Da infância à adolescência, Aluísio estudou em São Luís e trabalhou como caixeiro e guarda-livros. Desde cedo revelou grande interesse pelo desenho e pela pintura, o que certamente o auxiliou na aquisição da técnica que empregará mais tarde ao caracterizar os personagens de seus romances. Em 1876, embarcou para o Rio de Janeiro, onde já se encontrava o irmão mais velho, Artur. Matriculou-se na Imperial Academia de Belas Artes, hoje Escola Nacional de Belas Artes. Para manter-se fazia caricaturas para os jornais da época, como O Fígaro, O Mequetrefe, Zig-Zag e A Semana Ilustrada. A partir desses “bonecos”, que conservava sobre a mesa de trabalho, escrevia cenas de romances.
A morte do pai, em 1878, obrigou-o a voltar a São Luís, para tomar conta da família. Ali começou a carreira de escritor, com a publicação, em 1879, do romance Uma lágrima de mulher, típico dramalhão romântico. Ajuda a lançar e colabora com o jornal anticlerical O Pensador, que defendia a abolição da escravatura, enquanto os padres mostravam-se contrários a ela. Em 1881, Aluísio lança O mulato, romance que causou escândalo entre a sociedade maranhense pela crua linguagem naturalista e pelo assunto tratado: o preconceito racial. O romance teve grande sucesso, foi bem recebido na Corte como exemplo de Naturalismo, e Aluísio pôde retornar para o Rio de Janeiro, embarcando em 7 de setembro de 1881, decidido a ganhar a vida como escritor.
Quase todos os jornais da época tinham folhetins, e foi num deles que Aluísio passou a publicar seus romances. A princípio, eram obras menores, escritas apenas para garantir a sua sobrevivência. Depois, surgiu nova preocupação no universo de Aluísio: a observação e análise dos agrupamentos humanos, a degradação das casas de pensão e sua exploração pelo imigrante, principalmente o português. Dessa preocupação resultariam duas de suas melhores obras: Casa de pensão (1884) e O cortiço (1890). De 1882 a 1895 escreveu sem interrupção romances, contos e crônicas, além de peças de teatro em colaboração com Artur de Azevedo e Emílio Rouède.

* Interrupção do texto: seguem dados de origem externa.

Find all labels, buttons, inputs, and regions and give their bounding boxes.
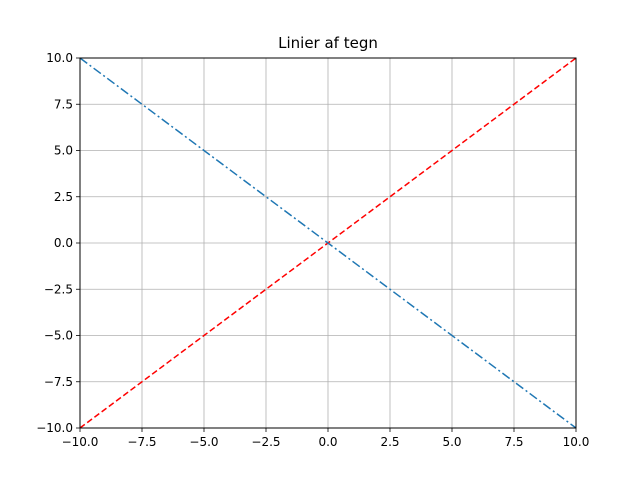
x-tick-label: 2.5 xyxy=(380,435,399,449)
y-tick-label: 7.5 xyxy=(54,97,73,111)
x-tick-label: 0.0 xyxy=(318,435,337,449)
y-tick-label: −10.0 xyxy=(36,421,73,435)
x-tick-label: 7.5 xyxy=(504,435,523,449)
x-tick-label: 5.0 xyxy=(442,435,461,449)
y-tick-label: −7.5 xyxy=(44,375,73,389)
y-tick-label: −5.0 xyxy=(44,329,73,343)
x-tick-label: −10.0 xyxy=(62,435,99,449)
axis-ticks: −10.0 −7.5 −5.0 −2.5 0.0 2.5 5.0 7.5 10.0 −10.0 −7… xyxy=(36,51,589,449)
chart-title: Linier af tegn xyxy=(278,34,378,52)
y-tick-label: −2.5 xyxy=(44,282,73,296)
series-line-2 xyxy=(79,57,577,429)
x-tick-label: 10.0 xyxy=(563,435,590,449)
y-tick-label: 0.0 xyxy=(54,236,73,250)
x-tick-label: −2.5 xyxy=(251,435,280,449)
y-tick-label: 10.0 xyxy=(46,51,73,65)
plot-lines xyxy=(79,57,577,429)
x-tick-label: −7.5 xyxy=(127,435,156,449)
y-tick-label: 5.0 xyxy=(54,144,73,158)
x-tick-label: −5.0 xyxy=(189,435,218,449)
y-tick-label: 2.5 xyxy=(54,190,73,204)
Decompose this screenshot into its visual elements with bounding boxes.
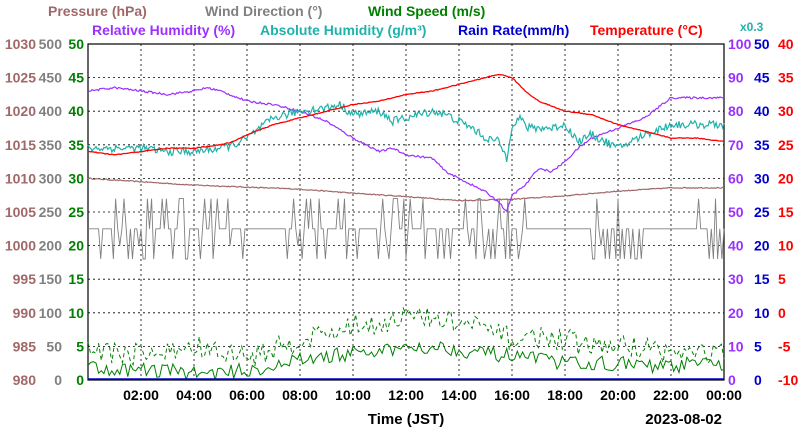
y-tick-rh: 50 xyxy=(728,204,744,220)
y-tick-pressure: 1000 xyxy=(5,238,36,254)
y-tick-rain: 45 xyxy=(754,70,770,86)
y-tick-wind_dir: 250 xyxy=(39,204,63,220)
y-tick-rh: 100 xyxy=(728,36,752,52)
y-tick-rh: 20 xyxy=(728,305,744,321)
y-tick-rh: 70 xyxy=(728,137,744,153)
legend-wind-direction: Wind Direction (°) xyxy=(205,3,322,19)
x-tick-label: 08:00 xyxy=(282,387,318,403)
y-tick-wind_dir: 50 xyxy=(46,338,62,354)
series-wind-speed xyxy=(87,341,725,382)
x-tick-label: 02:00 xyxy=(123,387,159,403)
y-tick-rh: 0 xyxy=(728,372,736,388)
y-tick-wind_speed: 35 xyxy=(68,137,84,153)
y-tick-wind_speed: 0 xyxy=(76,372,84,388)
y-tick-pressure: 1005 xyxy=(5,204,36,220)
abs-humidity-scale-note: x0.3 xyxy=(740,20,764,34)
y-tick-wind_dir: 350 xyxy=(39,137,63,153)
y-tick-pressure: 985 xyxy=(13,338,37,354)
y-tick-rh: 40 xyxy=(728,238,744,254)
x-axis-labels: 02:00 04:00 06:00 08:00 10:00 12:00 14:00 16:00… xyxy=(123,387,742,403)
series-wind-gust xyxy=(87,306,725,367)
y-axis-labels: 1030102510201015101010051000995990985980… xyxy=(5,36,799,388)
y-tick-rain: 15 xyxy=(754,271,770,287)
y-tick-temp: -10 xyxy=(778,372,798,388)
y-tick-pressure: 1025 xyxy=(5,70,36,86)
series-temperature xyxy=(88,73,724,156)
y-tick-pressure: 1020 xyxy=(5,103,36,119)
y-tick-temp: 25 xyxy=(778,137,794,153)
y-tick-pressure: 1015 xyxy=(5,137,36,153)
y-tick-wind_dir: 100 xyxy=(39,305,63,321)
y-tick-temp: 15 xyxy=(778,204,794,220)
legend-temperature: Temperature (°C) xyxy=(590,22,703,38)
y-tick-rh: 30 xyxy=(728,271,744,287)
y-tick-rain: 35 xyxy=(754,137,770,153)
legend-pressure: Pressure (hPa) xyxy=(48,3,147,19)
y-tick-rain: 25 xyxy=(754,204,770,220)
y-tick-wind_dir: 200 xyxy=(39,238,63,254)
series-wind-direction xyxy=(88,198,725,260)
y-tick-rh: 80 xyxy=(728,103,744,119)
y-tick-wind_dir: 450 xyxy=(39,70,63,86)
y-tick-wind_speed: 40 xyxy=(68,103,84,119)
y-tick-rh: 10 xyxy=(728,338,744,354)
grid-lines xyxy=(88,44,724,380)
legend-relative-humidity: Relative Humidity (%) xyxy=(92,22,235,38)
y-tick-pressure: 980 xyxy=(13,372,37,388)
y-tick-rain: 20 xyxy=(754,238,770,254)
y-tick-temp: 40 xyxy=(778,36,794,52)
legend-absolute-humidity: Absolute Humidity (g/m³) xyxy=(260,22,426,38)
y-tick-wind_speed: 10 xyxy=(68,305,84,321)
series-relative-humidity xyxy=(87,86,725,213)
x-tick-label: 20:00 xyxy=(600,387,636,403)
y-tick-temp: 10 xyxy=(778,238,794,254)
y-tick-temp: 30 xyxy=(778,103,794,119)
x-tick-label: 06:00 xyxy=(229,387,265,403)
x-tick-label: 00:00 xyxy=(706,387,742,403)
y-tick-wind_speed: 45 xyxy=(68,70,84,86)
y-tick-wind_speed: 30 xyxy=(68,170,84,186)
legend-wind-speed: Wind Speed (m/s) xyxy=(368,3,485,19)
y-tick-rain: 10 xyxy=(754,305,770,321)
y-tick-temp: -5 xyxy=(778,338,791,354)
y-tick-pressure: 1030 xyxy=(5,36,36,52)
y-tick-wind_speed: 5 xyxy=(76,338,84,354)
x-tick-label: 16:00 xyxy=(494,387,530,403)
y-tick-wind_speed: 20 xyxy=(68,238,84,254)
y-tick-rain: 30 xyxy=(754,170,770,186)
y-tick-rain: 40 xyxy=(754,103,770,119)
y-tick-pressure: 1010 xyxy=(5,170,36,186)
y-tick-rain: 5 xyxy=(754,338,762,354)
y-tick-rh: 90 xyxy=(728,70,744,86)
series-group xyxy=(87,73,725,382)
y-tick-wind_speed: 50 xyxy=(68,36,84,52)
y-tick-wind_speed: 15 xyxy=(68,271,84,287)
y-tick-wind_dir: 150 xyxy=(39,271,63,287)
y-tick-pressure: 995 xyxy=(13,271,37,287)
y-tick-rh: 60 xyxy=(728,170,744,186)
y-tick-temp: 20 xyxy=(778,170,794,186)
y-tick-wind_dir: 0 xyxy=(54,372,62,388)
x-tick-label: 18:00 xyxy=(547,387,583,403)
legend-rain-rate: Rain Rate(mm/h) xyxy=(458,22,569,38)
y-tick-rain: 0 xyxy=(754,372,762,388)
x-axis-title: Time (JST) xyxy=(368,411,444,428)
x-tick-label: 12:00 xyxy=(388,387,424,403)
y-tick-pressure: 990 xyxy=(13,305,37,321)
x-tick-label: 04:00 xyxy=(176,387,212,403)
y-tick-rain: 50 xyxy=(754,36,770,52)
y-tick-wind_speed: 25 xyxy=(68,204,84,220)
series-pressure xyxy=(87,177,725,202)
y-tick-wind_dir: 500 xyxy=(39,36,63,52)
x-tick-label: 14:00 xyxy=(441,387,477,403)
y-tick-wind_dir: 400 xyxy=(39,103,63,119)
y-tick-wind_dir: 300 xyxy=(39,170,63,186)
y-tick-temp: 35 xyxy=(778,70,794,86)
y-tick-temp: 0 xyxy=(778,305,786,321)
x-tick-label: 22:00 xyxy=(653,387,689,403)
x-tick-label: 10:00 xyxy=(335,387,371,403)
chart-date: 2023-08-02 xyxy=(645,411,722,428)
y-tick-temp: 5 xyxy=(778,271,786,287)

Em 1895 ingressou na diplomacia, momento em que praticamente cessa sua atividade literária. O primeiro posto foi em Vigo, na Espanha. Depois serviu no Japão, na Argentina, na Inglaterra e na Itália. Passara a viver em companhia de D. Pastora Luquez, de nacionalidade argentina, junto com os dois filhos, Pastor e Zulema, por ele adotados. Em 1910, foi nomeado cônsul de 1ª. classe, sendo removido para Assunção. Buenos Aires foi seu último posto. Ali faleceu, aos 56 anos. Foi enterrado naquela cidade. Seis anos depois, por uma iniciativa de Coelho Neto, a urna funerária de Aluísio Azevedo chegou a São Luís, onde o escritor foi sepultado.